「櫂」(1)2025-02-18

2025年2月18日 當山日出夫

「櫂」(1)

宮尾登美子は好きな作家である。その作品のほとんどは読んだはずだと思っている。最初に読んだのは、『櫂』(中公文庫)だったかと記憶している。この作品は、その続編というべき『春燈』『朱夏』『仁淀川』につらなり、また、岩伍を主人公とした『岩伍覚書』があり、さらには『鬼龍院花子の生涯』などの、高知を舞台とした小説とも、関連することになる。

その映画化、ドラマ化されたものも、かなり見ていると思うが、もっとも印象に残っているのは、『鬼龍院花子の生涯』(五社英雄監督)である。

ドラマは、一九九九年である。今から、四半世紀前のことになる。この作品を、現在では、ドラマ化できるだろうか、とも思う。ただ、昔の高知の人びとを描いただけのドラマではない。岩伍は、芸妓娼妓紹介業である。普通のことばでありていにいえば、女衒である。

紹介業という仕事について、宮尾登美子は、かなり屈折した感情を持っていたことはたしかだろう。『櫂』につづく作品は、自分の母親、父親からはじまって、満州での生活と敗戦をむかえての帰国、ということをあつかっている。紹介業は、今日の観点からは、人身売買にかかわる仕事であり、公的には、あるいは、理想的な価値観からは、完全に否定的に見ることしかできない。しかし、小説のなかでも、ドラマのなかでも、岩伍自信が語っているように、これは、警察の許可を得たれっきとした職業であり、そして、貧乏に苦しむ人びとにとっては人助けになる。これを強弁ととるか、そのような価値観があった時代もあると、肯定的に考えるか、これは、人によって判断の分かれるところかと思う。(私としては、現在の理想論で、過去のことを断罪するような視点では見たくないと思っている。)

このような岩伍の論理を、今の人たちはどう思うことになるだろうか。単なる偽善としかうけとらないかもしれない。こういうところも、宮尾登美子の作品を読むと、半分は本気でそう思っていて、半分はこれは偽善であると自覚していた、私の理解としては、こう思っている。このあたりのことをドラマとしてどう描くかは、難しいとこにちがいない。

ドラマを見ると、原作にはない部分がかなりある。
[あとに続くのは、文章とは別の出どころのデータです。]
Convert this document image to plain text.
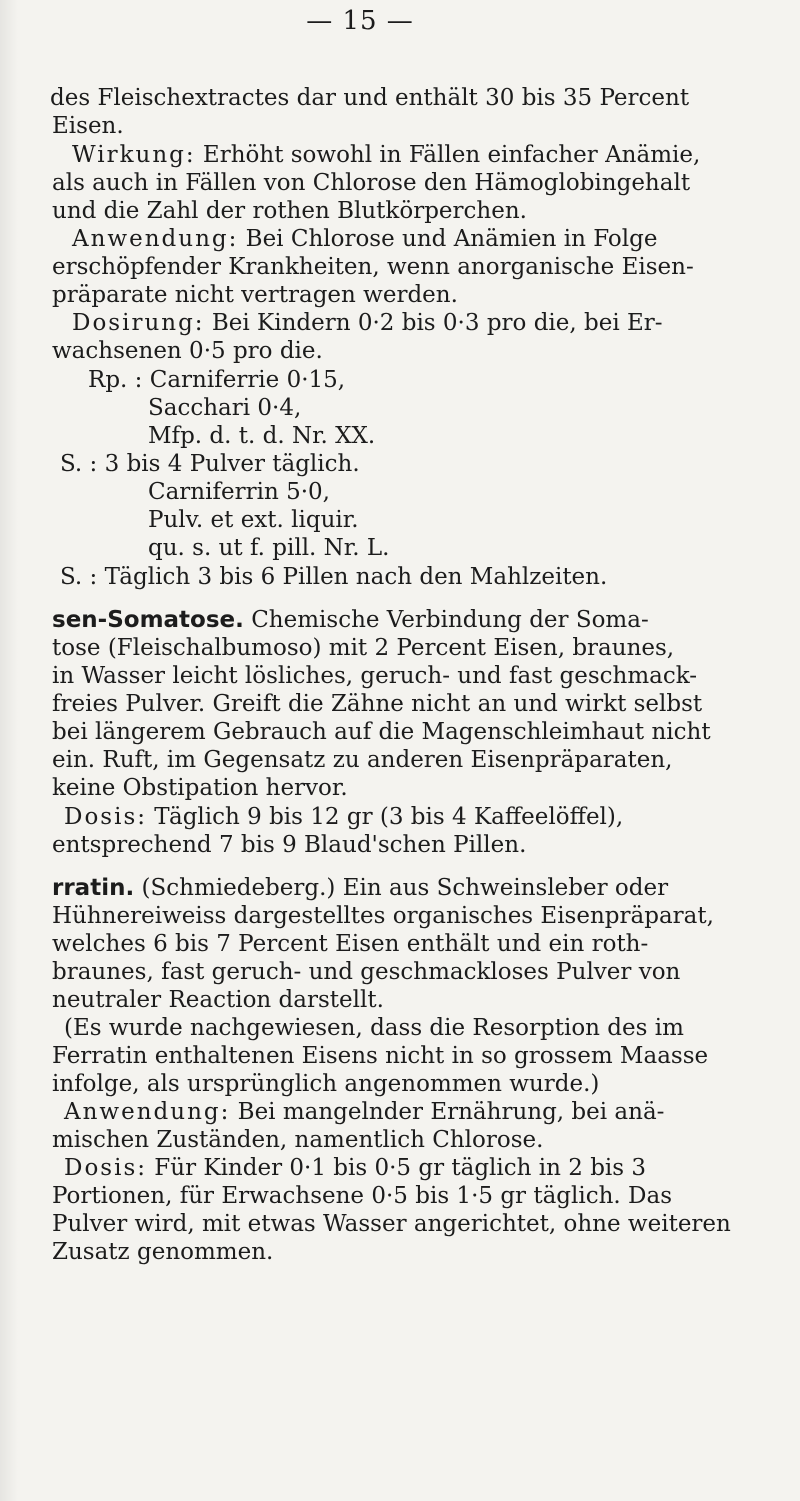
— 15 —
des Fleischextractes dar und enthält 30 bis 35 Percent
Eisen.
Wirkung: Erhöht sowohl in Fällen einfacher Anämie,
als auch in Fällen von Chlorose den Hämoglobingehalt
und die Zahl der rothen Blutkörperchen.
Anwendung: Bei Chlorose und Anämien in Folge
erschöpfender Krankheiten, wenn anorganische Eisen-
präparate nicht vertragen werden.
Dosirung: Bei Kindern 0·2 bis 0·3 pro die, bei Er-
wachsenen 0·5 pro die.
Rp. : Carniferrie 0·15,
Sacchari 0·4,
Mfp. d. t. d. Nr. XX.
S. : 3 bis 4 Pulver täglich.
Carniferrin 5·0,
Pulv. et ext. liquir.
qu. s. ut f. pill. Nr. L.
S. : Täglich 3 bis 6 Pillen nach den Mahlzeiten.
sen-Somatose. Chemische Verbindung der Soma-
tose (Fleischalbumoso) mit 2 Percent Eisen, braunes,
in Wasser leicht lösliches, geruch- und fast geschmack-
freies Pulver. Greift die Zähne nicht an und wirkt selbst
bei längerem Gebrauch auf die Magenschleimhaut nicht
ein. Ruft, im Gegensatz zu anderen Eisenpräparaten,
keine Obstipation hervor.
Dosis: Täglich 9 bis 12 gr (3 bis 4 Kaffeelöffel),
entsprechend 7 bis 9 Blaud'schen Pillen.
rratin. (Schmiedeberg.) Ein aus Schweinsleber oder
Hühnereiweiss dargestelltes organisches Eisenpräparat,
welches 6 bis 7 Percent Eisen enthält und ein roth-
braunes, fast geruch- und geschmackloses Pulver von
neutraler Reaction darstellt.
(Es wurde nachgewiesen, dass die Resorption des im
Ferratin enthaltenen Eisens nicht in so grossem Maasse
infolge, als ursprünglich angenommen wurde.)
Anwendung: Bei mangelnder Ernährung, bei anä-
mischen Zuständen, namentlich Chlorose.
Dosis: Für Kinder 0·1 bis 0·5 gr täglich in 2 bis 3
Portionen, für Erwachsene 0·5 bis 1·5 gr täglich. Das
Pulver wird, mit etwas Wasser angerichtet, ohne weiteren
Zusatz genommen.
原作では、喜和が、岩伍と女義太夫の関係を知るあたりのことから始まる。そのなかでの回想として、それまでの岩伍との生活が語られるということになっている。小説のなかでは、季節のものとして、ヤマモモの実を行商で売りに来ることが、非常に印象深く描かれているのだが、ドラマでは、残念ながら出てきていなかった。

原作では、近所の陋巷、貧民窟、について、喜和は露骨な嫌悪感をいだく、ということを、別に隠そうとしてはいない。岩伍に言われて貧民窟に行くあたりのことは、それまで喜和は、そのようなところに行ったことがないと、嫌がる。しかし、ドラマでは、このような貧民窟に対する嫌悪感のようなものは、示されていない。

紹介業ということで、世間一般からはさげすまれている商売であることを自覚してるのだが、さらに、そのような喜和であっても、さらに自分たちよりも下の暮らしをしている人びとがいて、それを差別的な目で見ている……原作にある、このような複合的な視点は、ドラマでは、かなり整理されている。

また、廃娼運動ということも、たしか原作には無かったかと記憶するが、どうだったろうか。まあ、廃娼運動などあってもなくても、紹介業という仕事、芸妓娼妓という仕事が、卑しい仕事という認識は、この時代の多くの人びとの共有するところではあっただろう。しかし、これは、ある意味での差別意識でもある。

このドラマでも音楽は、深草アキである。『蔵』でも深草アキの音楽が印象深いものだった。

日本が満州まで手を伸ばしていたとき、それは、同時に、芸妓娼妓もその地に赴くということでもあった。これは、あまり、表だった歴史では語られることのない部分かとも思うが、宮尾登美子の作品は、このあたりのこともはっきりと描いている。

どうでもいいことかとも思うが、賭場のシーンに、加賀まりこが登場すると、画面がきりりと引き締まった感じがある。どうしても、『乾いた花』(篠田正浩監督)を思ってしまう。こういう感覚を共有できる人は少ないかとも思うが。